The fork choice rule defines to which chain a delegate is supposed to add a block in case there are multiple chains. In the Lisk-BFT protocol delegates choose the chain where the block at the tip of the chain has the largest maxHeightPrevoted value (and largest height value in case of a tie). The maxHeightPrevoted property of a block has to be equal to the largest height of an ancestor block with at least 68 prevotes (an ancestor block is a predecessor block in the chain).

Finality and security guarantees

As soon as one block has at least 68 precommits, the block and all its ancestor blocks are considered final. This means they are irrevocably deemed part of the blockchain and never reverted. Two blocks are called conflicting if they are part of different chains, i.e., none is an ancestor block of the other. The most important security property for a consensus algorithm is to guarantee that two conflicting blocks are never considered final, as otherwise a blockchain can be subject to double-spending attacks, for instance. For the case of a static set of 101 active delegates (i.e., the active delegates are not changing from round to round), the Lisk-BFT protocol provides the following security guarantees:

  • If at most 33 active delegates are Byzantine (malicious), and all other active delegates obey the rules of the Lisk-BFT protocol, two conflicting blocks are never finalized.
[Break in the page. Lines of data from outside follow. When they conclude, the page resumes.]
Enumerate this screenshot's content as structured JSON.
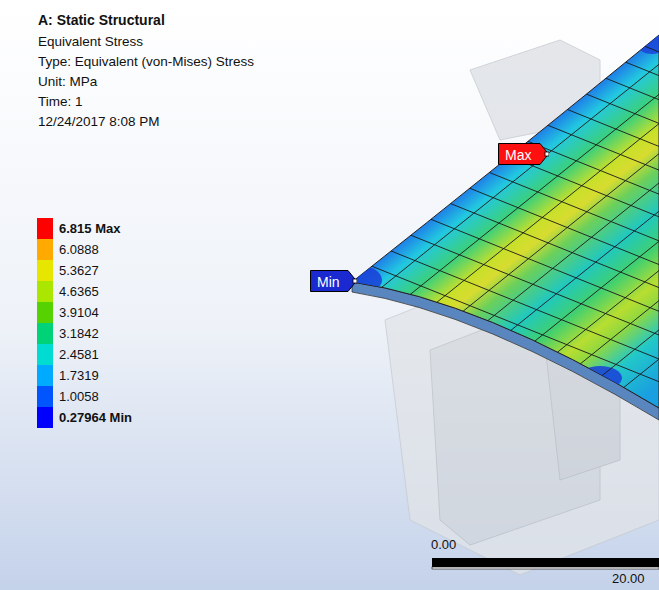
{
  "diagram": {
    "title": "A: Static Structural",
    "nodes": [
      {
        "text": [
          "Max"
        ]
      },
      {
        "text": [
          "Min"
        ]
      }
    ],
    "labels": [
      "Equivalent Stress",
      "Type: Equivalent (von-Mises) Stress",
      "Unit: MPa",
      "Time: 1",
      "12/24/2017 8:08 PM",
      "0.00",
      "20.00"
    ],
    "legend": [
      {
        "text": "6.815 Max",
        "color": "#ff0000"
      },
      {
        "text": "6.0888",
        "color": "#ffaa00"
      },
      {
        "text": "5.3627",
        "color": "#e6e600"
      },
      {
        "text": "4.6365",
        "color": "#aae600"
      },
      {
        "text": "3.9104",
        "color": "#55d200"
      },
      {
        "text": "3.1842",
        "color": "#00d278"
      },
      {
        "text": "2.4581",
        "color": "#00dcd2"
      },
      {
        "text": "1.7319",
        "color": "#00aaff"
      },
      {
        "text": "1.0058",
        "color": "#0055ff"
      },
      {
        "text": "0.27964 Min",
        "color": "#0000ff"
      }
    ]
  }
}
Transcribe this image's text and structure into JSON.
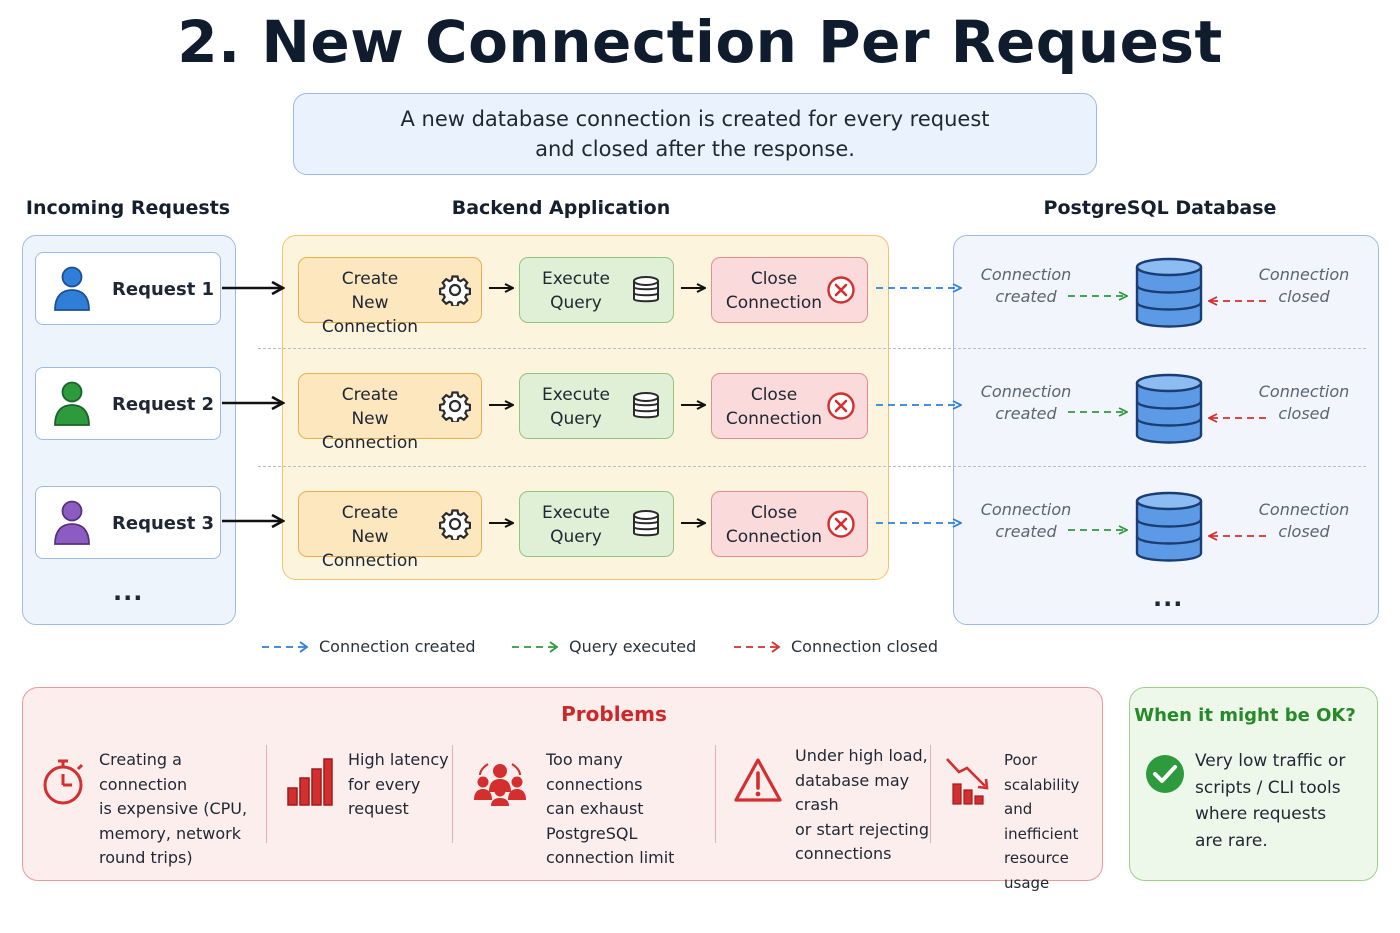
{
  "title": "2. New Connection Per Request",
  "subtitle": {
    "line1": "A new database connection is created for every request",
    "line2": "and closed after the response."
  },
  "columns": {
    "incoming": "Incoming Requests",
    "backend": "Backend Application",
    "database": "PostgreSQL Database"
  },
  "colors": {
    "blue": "#2f7fd8",
    "green": "#2e9a3e",
    "red": "#d32f2f",
    "orange": "#eab04f",
    "purple": "#8c5cc2"
  },
  "requests": [
    {
      "label": "Request 1",
      "icon": "person-icon",
      "color": "#2f7fd8"
    },
    {
      "label": "Request 2",
      "icon": "person-icon",
      "color": "#2e9a3e"
    },
    {
      "label": "Request 3",
      "icon": "person-icon",
      "color": "#8c5cc2"
    }
  ],
  "requests_more": "...",
  "steps": {
    "create": {
      "line1": "Create",
      "line2": "New Connection",
      "icon": "gear-icon"
    },
    "execute": {
      "line1": "Execute",
      "line2": "Query",
      "icon": "database-icon"
    },
    "close": {
      "line1": "Close",
      "line2": "Connection",
      "icon": "close-circle-icon"
    }
  },
  "database": {
    "created_line1": "Connection",
    "created_line2": "created",
    "closed_line1": "Connection",
    "closed_line2": "closed",
    "icon": "database-stack-icon",
    "more": "..."
  },
  "legend": {
    "created": "Connection created",
    "executed": "Query executed",
    "closed": "Connection closed"
  },
  "problems": {
    "title": "Problems",
    "items": [
      {
        "icon": "stopwatch-icon",
        "lines": [
          "Creating a connection",
          "is expensive (CPU,",
          "memory, network",
          "round trips)"
        ]
      },
      {
        "icon": "bar-chart-icon",
        "lines": [
          "High latency",
          "for every",
          "request"
        ]
      },
      {
        "icon": "group-icon",
        "lines": [
          "Too many connections",
          "can exhaust PostgreSQL",
          "connection limit"
        ]
      },
      {
        "icon": "warning-icon",
        "lines": [
          "Under high load,",
          "database may crash",
          "or start rejecting",
          "connections"
        ]
      },
      {
        "icon": "declining-chart-icon",
        "lines": [
          "Poor scalability",
          "and inefficient",
          "resource usage"
        ]
      }
    ]
  },
  "ok": {
    "title": "When it might be OK?",
    "icon": "check-circle-icon",
    "lines": [
      "Very low traffic or",
      "scripts / CLI tools",
      "where requests",
      "are rare."
    ]
  }
}
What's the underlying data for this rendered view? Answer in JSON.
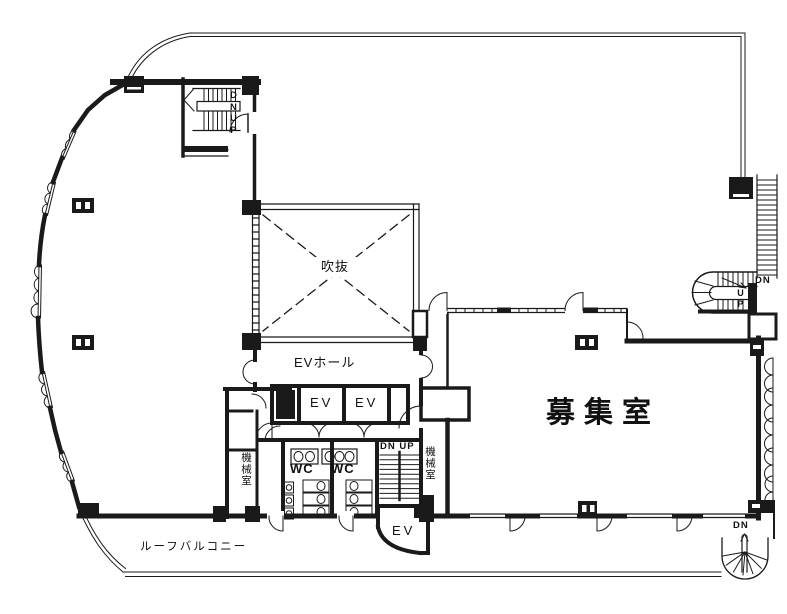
{
  "plan": {
    "colors": {
      "line": "#1a1a1a",
      "background": "#ffffff"
    },
    "labels": {
      "atrium": "吹抜",
      "ev_hall": "EVホール",
      "ev_left": "EV",
      "ev_right": "EV",
      "ev_lower": "EV",
      "recruitment_room": "募集室",
      "machine_room_left": "機械室",
      "machine_room_right": "機械室",
      "wc_left": "WC",
      "wc_right": "WC",
      "roof_balcony": "ルーフバルコニー",
      "stair_top_left_down": "DN",
      "stair_top_left_up": "UP",
      "stair_center": "DN UP",
      "stair_right_down": "DN",
      "stair_right_up": "UP",
      "stair_bottom_right_down": "DN"
    }
  }
}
  • If the active delegates obey the rules of the Lisk-BFT protocol and at most 33 active delegates stop forging or casting consensus votes, new blocks can always be finalized.

  • A violation of the Lisk-BFT protocol by a delegate can be detected and the respective delegate can be punished, as outlined in the next section.
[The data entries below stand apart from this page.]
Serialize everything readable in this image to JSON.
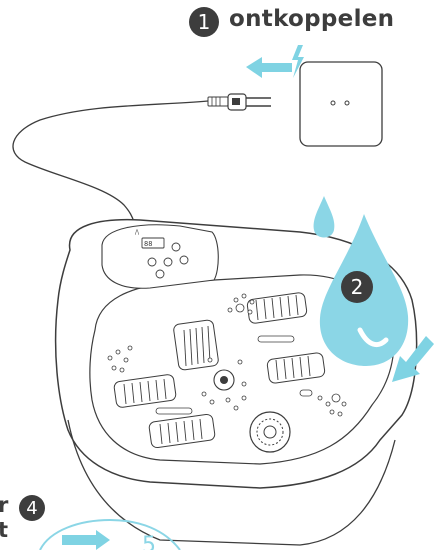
{
  "steps": [
    {
      "number": "1",
      "label": "ontkoppelen"
    },
    {
      "number": "2"
    },
    {
      "number": "4",
      "partial_text": "r\nt"
    }
  ],
  "colors": {
    "outline": "#3d3d3d",
    "arrow": "#7fd3e3",
    "water": "#8bd6e6",
    "badge": "#3d3d3d"
  },
  "icons": [
    "unplug-arrow-icon",
    "lightning-icon",
    "power-plug-icon",
    "wall-socket-icon",
    "water-drop-icon",
    "pour-arrow-icon",
    "foot-spa-illustration"
  ]
}
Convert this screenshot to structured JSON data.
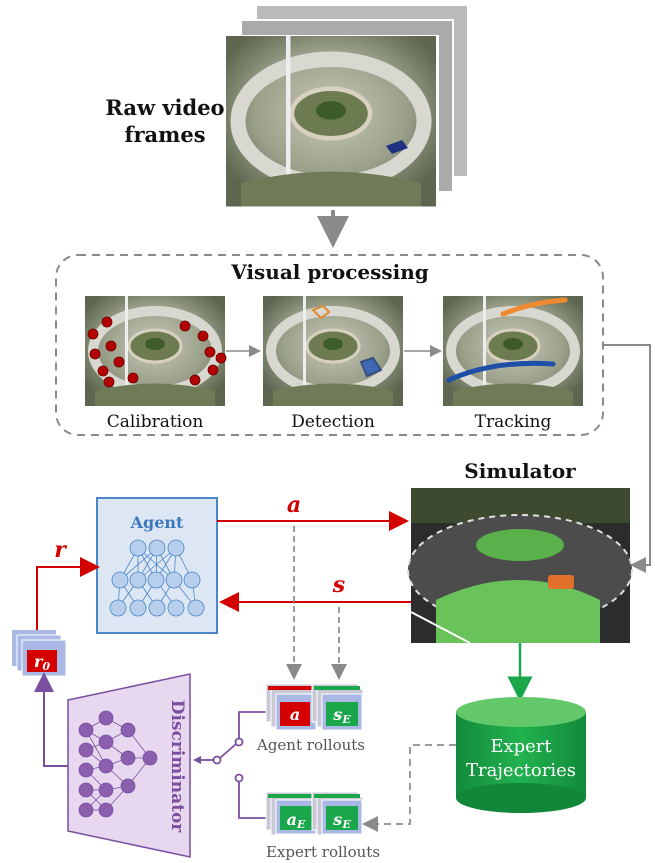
{
  "raw_frames": {
    "label_line1": "Raw video",
    "label_line2": "frames"
  },
  "visual_processing": {
    "title": "Visual processing",
    "steps": [
      {
        "label": "Calibration"
      },
      {
        "label": "Detection"
      },
      {
        "label": "Tracking"
      }
    ]
  },
  "simulator": {
    "title": "Simulator"
  },
  "agent": {
    "title": "Agent"
  },
  "signals": {
    "action": "a",
    "state": "s",
    "reward": "r",
    "reward_zero": "r0",
    "reward_zero_base": "r",
    "reward_zero_sub": "0",
    "expert_action_base": "a",
    "expert_action_sub": "E",
    "expert_state_base": "s",
    "expert_state_sub": "E"
  },
  "discriminator": {
    "title": "Discriminator"
  },
  "agent_rollouts": {
    "label": "Agent rollouts"
  },
  "expert_rollouts": {
    "label": "Expert rollouts"
  },
  "expert_trajectories": {
    "line1": "Expert",
    "line2": "Trajectories"
  },
  "colors": {
    "red": "#d40000",
    "green": "#1aa64b",
    "purple": "#7a4fa0",
    "blue": "#4a86c8",
    "gray": "#8a8a8a"
  }
}
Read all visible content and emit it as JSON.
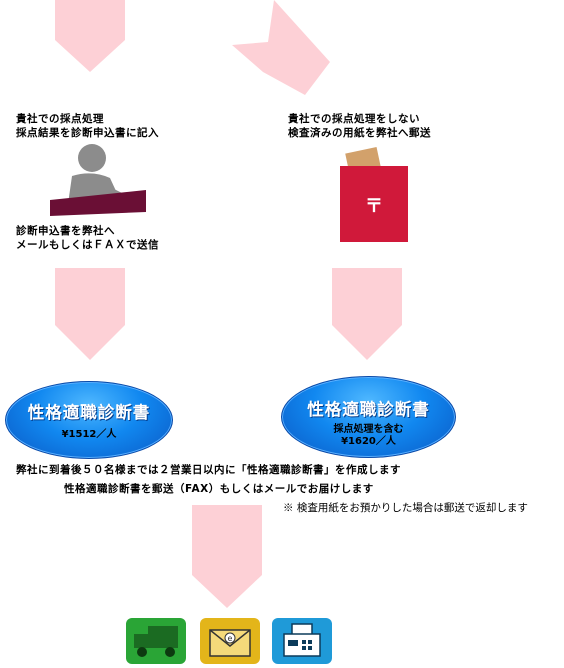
{
  "left_column": {
    "scoring_note": [
      "貴社での採点処理",
      "採点結果を診断申込書に記入"
    ],
    "send_note": [
      "診断申込書を弊社へ",
      "メールもしくはＦＡＸで送信"
    ]
  },
  "right_column": {
    "scoring_note": [
      "貴社での採点処理をしない",
      "検査済みの用紙を弊社へ郵送"
    ],
    "mailbox_symbol": "〒"
  },
  "report_left": {
    "title": "性格適職診断書",
    "price": "¥1512／人"
  },
  "report_right": {
    "title": "性格適職診断書",
    "sub": "採点処理を含む",
    "price": "¥1620／人"
  },
  "summary": {
    "line1": "弊社に到着後５０名様までは２営業日以内に「性格適職診断書」を作成します",
    "line2": "性格適職診断書を郵送（FAX）もしくはメールでお届けします",
    "note": "※ 検査用紙をお預かりした場合は郵送で返却します"
  },
  "delivery_icons": [
    "truck-icon",
    "email-envelope-icon",
    "fax-icon"
  ],
  "colors": {
    "arrow": "#fdd0d6",
    "pill_blue": "#1188f0",
    "person_gray": "#8c8c8c",
    "desk": "#6a0f35",
    "mailbox_red": "#d0193a",
    "envelope_brown": "#d2a16b",
    "truck_tile": "#2aa536",
    "envelope_tile": "#e3b51a",
    "fax_tile": "#1f9ad8"
  }
}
In case the set of active delegates changes over time, the security guarantees are only slightly weaker. For details, refer to the Lisk-BFT research paper (arXiv).

Punishment of Lisk-BFT protocol violations

If a delegate casts contradictory consensus votes due to an incorrect maxHeightPreviouslyForged in the block header or violates the fork choice rule, there must be two signed blocks by that delegate which are proof of the protocol violation. The signed block headers serve as a proof-of-misbehavior and can be submitted to the network by anyone as part of a delegate misbehavior report transaction. Once this transaction is included in the blockchain, the delegate that violated the Lisk-BFT consensus protocol and forged the two blocks is punished by setting the delegate weight to 0 for the next 780,000 blocks (approximately 3 month). Additionally, the unlocking period for self-votes is increased from 260,000 blocks to 780,000 blocks (from approximately 1 month to 3 months) for the respective delegate. This affects any vote amount that is used for self-voting or is still in the unlocking period at the inclusion height of the proof-of-misbehavior. Similarly, for all accounts voting for the punished delegate, the unlocking period for the votes for the punished delegate is increased from 2,000 blocks to 260,000 blocks (from approximately 5 hours to 1 month). Again, this affects any amount used by the account to vote for the punished delegate or amounts that were used for voting for the punished delegate, but were still in the unlocking period at the inclusion height of the proof-of-misbehavior. This means that both the delegate as well as the accounts voting for that delegate are punished by their tokens being locked for an extended amount of time.